Indeed, in Article 146(6), the Constitution states that “Where the petition is for the removal of the Chief Justice, the President shall, acting in consultation with the Council of State, appoint a committee consisting of two Justices of the Supreme Court, one of whom shall be appointed chairman by the President, and three other persons who are not members of the Council of State, nor members of Parliament, nor lawyers” if a prima facie case is established.
The committee will inquire into the petition and make recommendation to the President whether the Chief Justice should be removed or not.
The President is bound to act in accordance with the recommendations of the committee.
CJ’s request
The CJ submitted that her request was also in line with the fundamental rights of citizens under Articles 19, 23, and 296 of the 1992 Constitution, and all decisions in Ghana's jurisprudence.
“Up to date on 27th March, 2025, I have not been shown the three petitions mentioned in the communication of 25th March, 2025 or given an opportunity to respond to them, which material is expected to form the premise for the consultations between the Council of State and His Excellency the President under Article 146 (6), as to whether there is a need to set up the Committee of Inquiry described in Article 146 (6) and 146 (7) for the trial of any issues raised,” Justice Torkornoo submitted.
She explained that, just like when a petition for removal of a Superior Court Judge under Article 146 (1) was forwarded to the Chief Justice, the first requirement of due process was for the CJ to bring the petition to the attention of the accused judge, and to obtain their response to the petition, as of right afforded every citizen in justice delivery.
“In my time as Chief Justice, I have handled five such petitions for removal of superior court judges, and heard from them before determining whether a prima facie case has been made against them to merit the setting up of the investigative committee provided for under Article 146 (4),” she stated.
Justice Torkornoo further submitted that it was the combination of the evidence in the petition and the response of the judge that guided the CJ to determine, as a sole enquirer under Article 146 (3), whether a prima facie case had been established against the judge, to merit the setting up of the investigative committee to conduct a hearing of the complaint against the judge.
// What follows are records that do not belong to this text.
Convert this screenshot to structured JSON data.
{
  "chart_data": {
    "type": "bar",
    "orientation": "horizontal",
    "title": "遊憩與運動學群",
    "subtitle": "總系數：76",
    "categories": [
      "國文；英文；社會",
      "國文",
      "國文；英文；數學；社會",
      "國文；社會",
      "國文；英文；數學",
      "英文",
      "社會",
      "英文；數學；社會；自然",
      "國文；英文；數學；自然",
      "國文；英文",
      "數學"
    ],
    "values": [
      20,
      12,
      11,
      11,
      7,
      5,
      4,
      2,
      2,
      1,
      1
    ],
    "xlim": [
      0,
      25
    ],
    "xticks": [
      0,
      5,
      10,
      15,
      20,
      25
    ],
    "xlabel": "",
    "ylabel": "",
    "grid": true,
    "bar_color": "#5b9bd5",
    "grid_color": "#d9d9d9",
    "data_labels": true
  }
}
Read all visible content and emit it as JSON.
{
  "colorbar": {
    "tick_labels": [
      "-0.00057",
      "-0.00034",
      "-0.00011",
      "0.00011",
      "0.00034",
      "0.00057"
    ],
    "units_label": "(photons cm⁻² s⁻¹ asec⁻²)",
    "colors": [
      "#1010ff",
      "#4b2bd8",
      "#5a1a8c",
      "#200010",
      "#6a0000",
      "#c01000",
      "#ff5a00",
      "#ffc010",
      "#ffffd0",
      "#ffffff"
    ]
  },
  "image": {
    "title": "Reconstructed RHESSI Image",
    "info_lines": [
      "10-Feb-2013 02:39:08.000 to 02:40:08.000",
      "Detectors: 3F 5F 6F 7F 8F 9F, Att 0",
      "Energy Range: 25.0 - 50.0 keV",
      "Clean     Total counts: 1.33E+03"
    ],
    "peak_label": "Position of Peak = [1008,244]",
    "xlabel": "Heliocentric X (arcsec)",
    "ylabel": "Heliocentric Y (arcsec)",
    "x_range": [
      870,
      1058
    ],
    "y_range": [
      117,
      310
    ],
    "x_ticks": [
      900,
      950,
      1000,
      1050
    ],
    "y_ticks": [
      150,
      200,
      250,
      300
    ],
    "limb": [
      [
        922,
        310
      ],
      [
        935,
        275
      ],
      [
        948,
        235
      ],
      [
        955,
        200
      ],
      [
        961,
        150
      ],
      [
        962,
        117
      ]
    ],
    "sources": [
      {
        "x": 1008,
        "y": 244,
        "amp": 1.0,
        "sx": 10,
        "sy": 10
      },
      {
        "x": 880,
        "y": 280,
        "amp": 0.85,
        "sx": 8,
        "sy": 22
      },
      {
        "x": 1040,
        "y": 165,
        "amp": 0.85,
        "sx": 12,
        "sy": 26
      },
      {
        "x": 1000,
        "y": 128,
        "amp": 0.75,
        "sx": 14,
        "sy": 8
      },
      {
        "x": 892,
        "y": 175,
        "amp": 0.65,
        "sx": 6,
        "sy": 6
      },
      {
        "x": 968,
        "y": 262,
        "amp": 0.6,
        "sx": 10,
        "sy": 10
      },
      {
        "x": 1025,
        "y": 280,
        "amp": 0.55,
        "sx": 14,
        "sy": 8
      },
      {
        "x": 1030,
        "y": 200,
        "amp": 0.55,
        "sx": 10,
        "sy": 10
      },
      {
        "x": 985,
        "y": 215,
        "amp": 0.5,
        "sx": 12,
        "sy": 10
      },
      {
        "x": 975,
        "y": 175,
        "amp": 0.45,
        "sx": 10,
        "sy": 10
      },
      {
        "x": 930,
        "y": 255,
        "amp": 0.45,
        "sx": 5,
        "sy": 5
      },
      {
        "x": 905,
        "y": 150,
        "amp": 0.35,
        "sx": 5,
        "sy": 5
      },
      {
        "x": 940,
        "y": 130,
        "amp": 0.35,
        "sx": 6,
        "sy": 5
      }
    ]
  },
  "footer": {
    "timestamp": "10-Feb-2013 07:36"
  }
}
“Respectfully, in the case of the Chief Justice, please allow me to submit that it is the combination of the evidence in the petition and the response of the Chief Justice that provides the material for consultation between His Excellency the President and eminent members of the Council of State under Article 146 (6),” she argued.
Justice Torkornoo believes that those two sources served to guide whether a prima facie case had been established, such that a Committee of Inquiry should be set up under Article 146 (7) to inquire into whether the CJ may be removed from office, citing the direction of the Supreme Court in the case of Agyei-Twum v Attorney-General and Akwettey (2005-2006] SCGLR 732.
Background
Last Tuesday, the Spokesperson to the President and Minister of Government Communications, Felix Kwakye Ofosu, released a statement announcing that President Mahama had forwarded to the Council of State for consultation three petitions seeking the removal of Justice Torkornoo.
The statement explained that the move by President Mahama was in line with Article 146 of the 1992 Constitution.
Article 146 governs the processes for the removal of Justices of the Superior Courts, the Chief Justice and persons whose offices are analogous with Justices of the Superior Courts such as the Chairperson and Deputy Chairpersons of the Electoral Commission and Commissioner and Deputy Commissioners of the Commission on Human Rights and Administrative Justice.